We can see the most often sold products (3 products) together are Google Phone, USB-C Charging Cable, and Wired Headphones with 87 transactions. It’s not really significant compare to the 2-Product Bundle. So we’re gonna ignore the 3-Product bundle.
What would we do with this data? Well, we could offer a smart deal to the customer that buy iPhone, you could recommend the charging cable with discount. That’s one of the possibility and you can bundle the remaining products if you need to.
5. What product sold the most? Why do you think it did?
As usual, let’s see our data looks like again.
We need to sum up the “Quantity Ordered” based on grouping the Product. So let’s do it.
To make it easier to understand, let’s visualize it.
Now we can see what product sold the most, it’s AAA Batteries(4 pack). We can also see that AA Batteries (4 pack), Lightning Charging Cable, USB-C Charging Cable, and Wired Headphones are sold more than other products. Why are they sold the most? The first impression is that they are cheaper than other products. As a data scientist, let’s prove this hypothesis. We could do it by overlaying the graph by their actual price and see if they have direct correlation.

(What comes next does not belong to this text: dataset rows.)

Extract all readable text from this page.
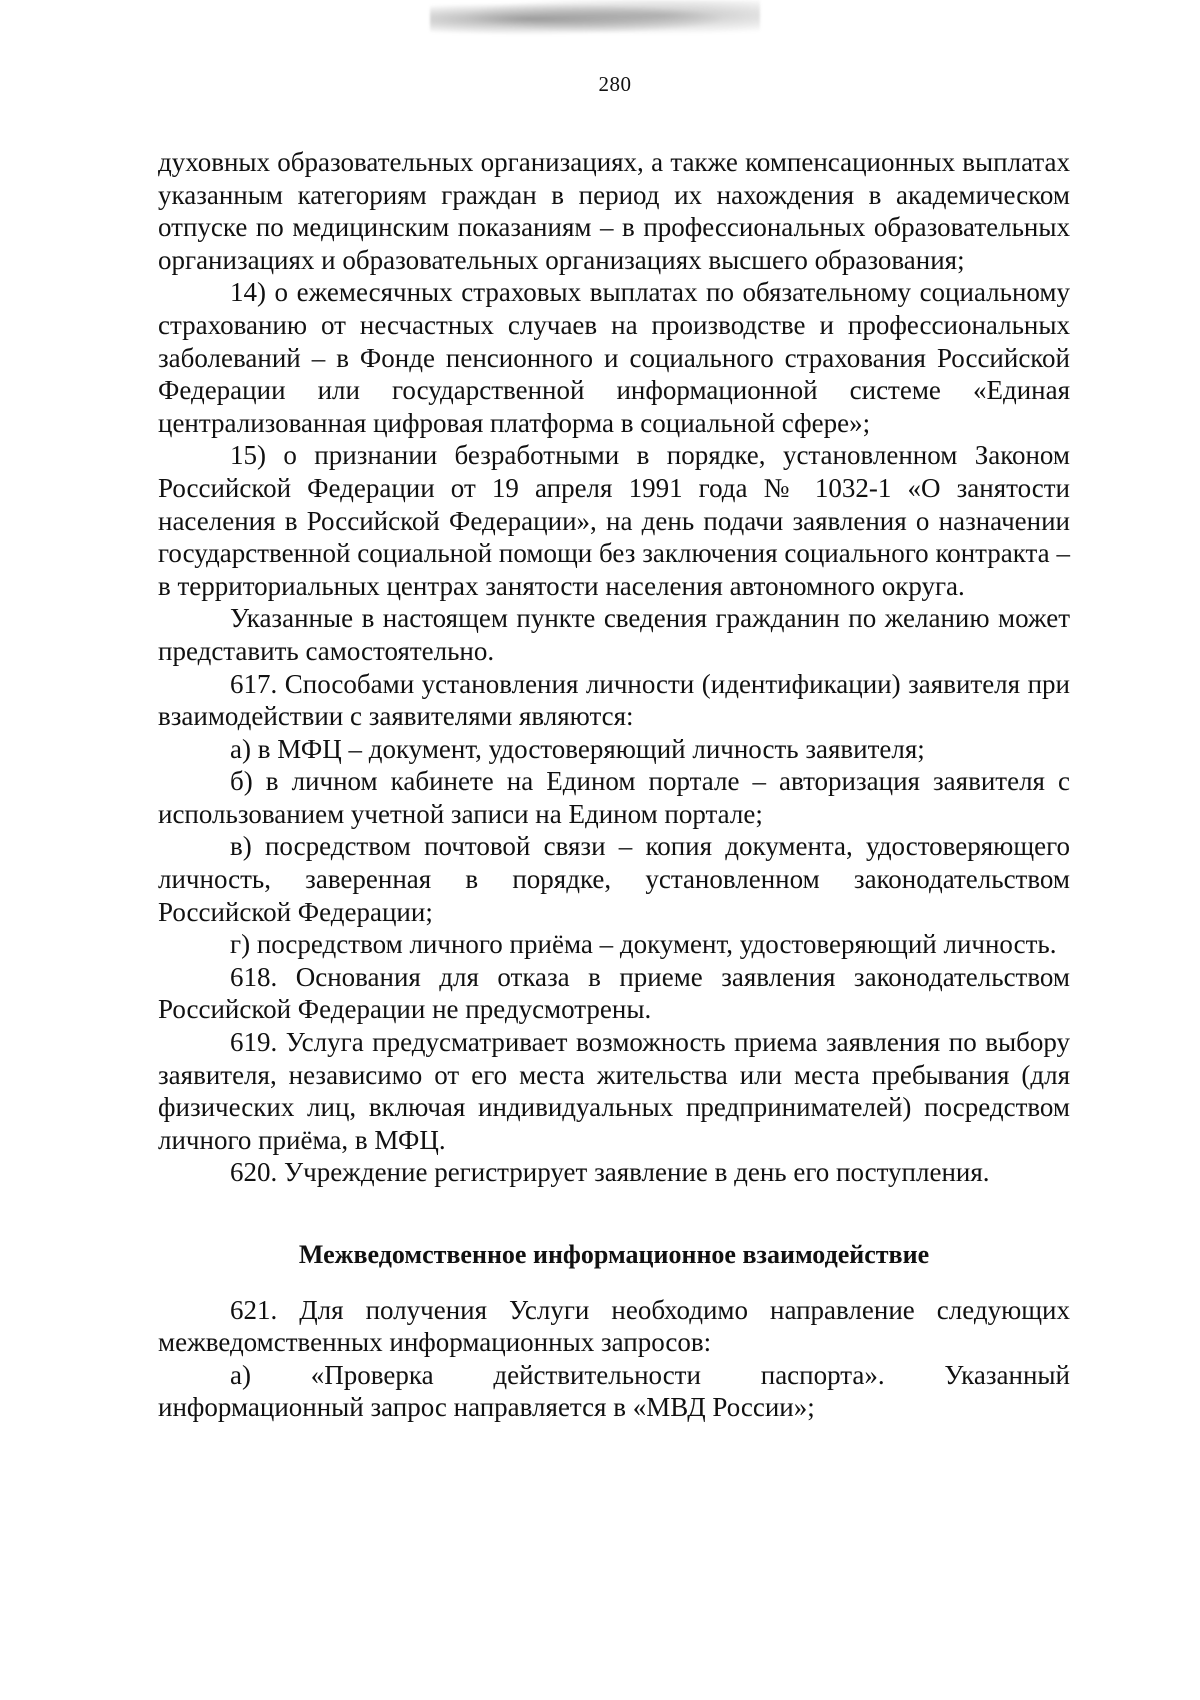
280

духовных образовательных организациях, а также компенсационных выплатах указанным категориям граждан в период их нахождения в академическом отпуске по медицинским показаниям – в профессиональных образовательных организациях и образовательных организациях высшего образования;

14) о ежемесячных страховых выплатах по обязательному социальному страхованию от несчастных случаев на производстве и профессиональных заболеваний – в Фонде пенсионного и социального страхования Российской Федерации или государственной информационной системе «Единая централизованная цифровая платформа в социальной сфере»;

15) о признании безработными в порядке, установленном Законом Российской Федерации от 19 апреля 1991 года № 1032-1 «О занятости населения в Российской Федерации», на день подачи заявления о назначении государственной социальной помощи без заключения социального контракта – в территориальных центрах занятости населения автономного округа.

Указанные в настоящем пункте сведения гражданин по желанию может представить самостоятельно.

617. Способами установления личности (идентификации) заявителя при взаимодействии с заявителями являются:

а) в МФЦ – документ, удостоверяющий личность заявителя;

б) в личном кабинете на Едином портале – авторизация заявителя с использованием учетной записи на Едином портале;

в) посредством почтовой связи – копия документа, удостоверяющего личность, заверенная в порядке, установленном законодательством Российской Федерации;

г) посредством личного приёма – документ, удостоверяющий личность.

618. Основания для отказа в приеме заявления законодательством Российской Федерации не предусмотрены.

619. Услуга предусматривает возможность приема заявления по выбору заявителя, независимо от его места жительства или места пребывания (для физических лиц, включая индивидуальных предпринимателей) посредством личного приёма, в МФЦ.

620. Учреждение регистрирует заявление в день его поступления.

Межведомственное информационное взаимодействие

621. Для получения Услуги необходимо направление следующих межведомственных информационных запросов:

а) «Проверка действительности паспорта». Указанный информационный запрос направляется в «МВД России»;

Now we will interprate our results. Our hypothesis is true if the high sold products have low price. From the graph we can see it is the case for AAA Batteries and all products except the Macbook Pro Laptop and ThinkPad Laptop. They have decent orders eventhough they are expensive. We can say that there are many people in the world need laptops. So the laptops are the exception because the laptops have high demand.
CONCLUSION
- What was the best month for sales? How much was earned that month?
The best month for sales is December. The company earned approximately $4,810,000.
2. What city sold the most product?
San Fransisco is the city with the highest sales.
3. What time should we display advertisements to maximize likelihood of customer’s buying products?
We can suggest to advertise the products right before 12 PM and/or 7 PM. It could be 11.30 AM and/or 6.30 PM.
4. What Products are most often sold together?
The most often products sold together are iPhone and Lightning Charging Cable with 1005 transactions.
5. What product sold the most? Why do you think it did?
AAA Batteries(4 pack) is the most sold product. Because it’s cheaper than other products and has high demand.